Do vector spaces without choice satisfy Cantor-Schroeder-Bernstein?

Without the axiom of choice, it is possible that there is a vector space $U\neq 0$ over a field $k$ with no nonzero linear functionals.

Let $V$ be the direct sum of countably many copies of $U$, and $W=V\oplus k$.

Then each of $V$ and $W$ embeds in the other, but they are not isomorphic, since $V$ doesn’t have any nonzero linear functionals, but $W$ does.

I don't think there's any restriction on the field $k$, so this answers Variation 1 as well.

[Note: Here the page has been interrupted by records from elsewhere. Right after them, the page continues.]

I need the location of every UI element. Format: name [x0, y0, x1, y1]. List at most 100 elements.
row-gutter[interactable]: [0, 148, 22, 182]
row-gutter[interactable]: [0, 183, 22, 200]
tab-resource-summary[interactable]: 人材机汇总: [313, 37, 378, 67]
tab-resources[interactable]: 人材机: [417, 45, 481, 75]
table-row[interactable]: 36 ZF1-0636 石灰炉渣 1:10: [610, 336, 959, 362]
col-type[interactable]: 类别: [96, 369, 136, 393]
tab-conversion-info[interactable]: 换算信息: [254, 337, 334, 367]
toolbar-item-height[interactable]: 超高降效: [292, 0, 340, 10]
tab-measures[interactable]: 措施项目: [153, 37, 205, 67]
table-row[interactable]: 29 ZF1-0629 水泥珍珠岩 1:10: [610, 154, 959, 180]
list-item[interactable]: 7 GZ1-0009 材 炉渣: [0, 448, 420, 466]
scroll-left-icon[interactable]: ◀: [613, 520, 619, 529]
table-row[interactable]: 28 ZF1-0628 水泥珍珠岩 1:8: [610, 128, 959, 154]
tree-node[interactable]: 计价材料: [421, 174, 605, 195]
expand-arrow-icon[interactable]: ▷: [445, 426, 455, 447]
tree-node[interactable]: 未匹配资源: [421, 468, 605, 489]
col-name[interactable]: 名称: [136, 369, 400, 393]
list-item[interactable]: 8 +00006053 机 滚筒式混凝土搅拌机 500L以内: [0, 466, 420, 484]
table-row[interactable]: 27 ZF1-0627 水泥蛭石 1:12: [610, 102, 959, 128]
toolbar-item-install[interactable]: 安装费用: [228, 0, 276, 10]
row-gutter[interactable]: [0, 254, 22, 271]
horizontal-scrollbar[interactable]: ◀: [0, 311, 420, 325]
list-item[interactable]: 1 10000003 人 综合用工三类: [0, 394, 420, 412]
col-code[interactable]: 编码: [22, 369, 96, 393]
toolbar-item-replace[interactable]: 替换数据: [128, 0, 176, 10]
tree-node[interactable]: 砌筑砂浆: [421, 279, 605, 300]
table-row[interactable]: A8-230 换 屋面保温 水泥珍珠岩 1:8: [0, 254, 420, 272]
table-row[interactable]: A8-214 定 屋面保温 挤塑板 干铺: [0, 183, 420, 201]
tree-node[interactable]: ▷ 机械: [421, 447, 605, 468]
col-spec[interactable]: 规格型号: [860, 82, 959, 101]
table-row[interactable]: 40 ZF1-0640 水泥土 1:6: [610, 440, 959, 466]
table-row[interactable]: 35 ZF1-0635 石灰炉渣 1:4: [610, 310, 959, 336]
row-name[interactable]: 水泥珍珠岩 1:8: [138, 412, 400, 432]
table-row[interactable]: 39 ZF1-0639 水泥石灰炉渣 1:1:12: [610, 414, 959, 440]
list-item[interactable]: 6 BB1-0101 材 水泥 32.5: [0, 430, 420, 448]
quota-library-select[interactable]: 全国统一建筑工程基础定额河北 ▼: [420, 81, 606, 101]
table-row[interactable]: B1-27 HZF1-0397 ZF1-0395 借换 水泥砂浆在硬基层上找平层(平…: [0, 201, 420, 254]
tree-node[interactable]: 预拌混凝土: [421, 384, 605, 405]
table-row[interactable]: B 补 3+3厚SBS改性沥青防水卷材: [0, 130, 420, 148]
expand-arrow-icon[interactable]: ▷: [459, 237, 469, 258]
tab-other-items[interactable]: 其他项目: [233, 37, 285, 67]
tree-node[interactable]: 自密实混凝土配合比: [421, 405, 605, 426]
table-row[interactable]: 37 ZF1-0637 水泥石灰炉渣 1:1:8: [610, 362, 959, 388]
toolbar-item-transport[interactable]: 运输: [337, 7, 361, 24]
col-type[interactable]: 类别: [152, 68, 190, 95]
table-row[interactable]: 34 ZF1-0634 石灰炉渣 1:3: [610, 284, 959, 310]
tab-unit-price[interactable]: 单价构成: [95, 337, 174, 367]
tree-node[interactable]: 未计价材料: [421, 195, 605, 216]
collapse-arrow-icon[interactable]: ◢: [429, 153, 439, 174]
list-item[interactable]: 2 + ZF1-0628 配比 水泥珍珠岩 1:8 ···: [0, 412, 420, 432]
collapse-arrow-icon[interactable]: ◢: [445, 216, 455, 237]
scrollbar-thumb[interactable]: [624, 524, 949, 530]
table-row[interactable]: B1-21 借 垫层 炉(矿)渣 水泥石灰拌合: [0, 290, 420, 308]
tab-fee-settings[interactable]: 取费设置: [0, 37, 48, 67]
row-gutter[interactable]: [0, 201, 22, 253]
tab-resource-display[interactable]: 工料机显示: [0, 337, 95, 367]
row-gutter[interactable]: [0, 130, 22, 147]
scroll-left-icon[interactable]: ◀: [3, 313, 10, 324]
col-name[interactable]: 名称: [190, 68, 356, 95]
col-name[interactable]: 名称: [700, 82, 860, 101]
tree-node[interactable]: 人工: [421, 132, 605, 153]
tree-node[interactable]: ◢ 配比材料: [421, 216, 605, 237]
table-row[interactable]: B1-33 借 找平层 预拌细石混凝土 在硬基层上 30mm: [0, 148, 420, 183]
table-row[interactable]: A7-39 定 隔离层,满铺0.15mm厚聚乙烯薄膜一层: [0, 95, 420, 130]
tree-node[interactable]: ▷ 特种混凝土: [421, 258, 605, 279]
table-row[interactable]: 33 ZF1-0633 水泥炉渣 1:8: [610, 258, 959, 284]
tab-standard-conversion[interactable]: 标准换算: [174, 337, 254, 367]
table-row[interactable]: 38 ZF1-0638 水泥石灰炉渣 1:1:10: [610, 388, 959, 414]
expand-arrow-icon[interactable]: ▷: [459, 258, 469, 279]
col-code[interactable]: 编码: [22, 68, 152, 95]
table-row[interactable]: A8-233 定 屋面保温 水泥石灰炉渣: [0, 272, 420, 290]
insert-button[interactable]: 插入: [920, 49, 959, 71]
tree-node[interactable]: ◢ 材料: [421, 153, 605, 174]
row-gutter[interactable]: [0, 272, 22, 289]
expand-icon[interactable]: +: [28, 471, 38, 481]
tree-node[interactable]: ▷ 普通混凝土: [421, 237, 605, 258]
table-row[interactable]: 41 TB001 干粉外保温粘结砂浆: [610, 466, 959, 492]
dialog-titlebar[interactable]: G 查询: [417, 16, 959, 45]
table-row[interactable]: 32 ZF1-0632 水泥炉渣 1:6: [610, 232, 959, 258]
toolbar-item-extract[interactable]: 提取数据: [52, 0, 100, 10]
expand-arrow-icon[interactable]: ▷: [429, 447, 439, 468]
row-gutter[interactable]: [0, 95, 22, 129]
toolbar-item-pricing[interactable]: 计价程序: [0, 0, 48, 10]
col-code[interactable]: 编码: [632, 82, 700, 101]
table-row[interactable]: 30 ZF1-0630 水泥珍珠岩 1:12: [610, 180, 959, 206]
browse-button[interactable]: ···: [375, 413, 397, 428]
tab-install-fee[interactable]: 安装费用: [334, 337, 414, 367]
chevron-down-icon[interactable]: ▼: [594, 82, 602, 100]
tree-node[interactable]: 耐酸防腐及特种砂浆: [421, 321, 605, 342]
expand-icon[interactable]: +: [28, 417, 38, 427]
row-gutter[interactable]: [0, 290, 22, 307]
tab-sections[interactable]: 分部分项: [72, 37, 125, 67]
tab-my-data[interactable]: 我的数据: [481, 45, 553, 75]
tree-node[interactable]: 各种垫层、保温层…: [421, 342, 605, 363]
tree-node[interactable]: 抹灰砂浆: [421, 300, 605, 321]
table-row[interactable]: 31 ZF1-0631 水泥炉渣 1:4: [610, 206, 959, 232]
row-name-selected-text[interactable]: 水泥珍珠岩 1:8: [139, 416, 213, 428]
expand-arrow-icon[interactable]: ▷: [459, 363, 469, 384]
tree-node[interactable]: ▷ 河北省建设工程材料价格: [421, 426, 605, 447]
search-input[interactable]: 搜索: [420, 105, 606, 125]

There are models of ZF+DC in which every subset of every Polish space has the property of Baire (I can try to add references later, I think to Solovay and Shelah, but these are pretty well known). This implies that every linear map between Banach spaces is continuous.

So we can then take $\ell^\infty$ and $\ell^1$. It is very easy to construct (continuous) linear injections either way: the identity map from $\ell^1$ into $\ell^\infty$, and to go the other way, map $x_n$ to $2^{-n} x_n$.

But if there were a linear isomorphism between them, it would be a homeomorphism, and this is impossible because $\ell^1$ is separable and $\ell^\infty$ isn't.

(As a tie-in to Jeremy's answer, in this model $\ell^1$ is reflexive, and $\ell^\infty / c_0$ is a Banach space with no nonzero linear functionals.)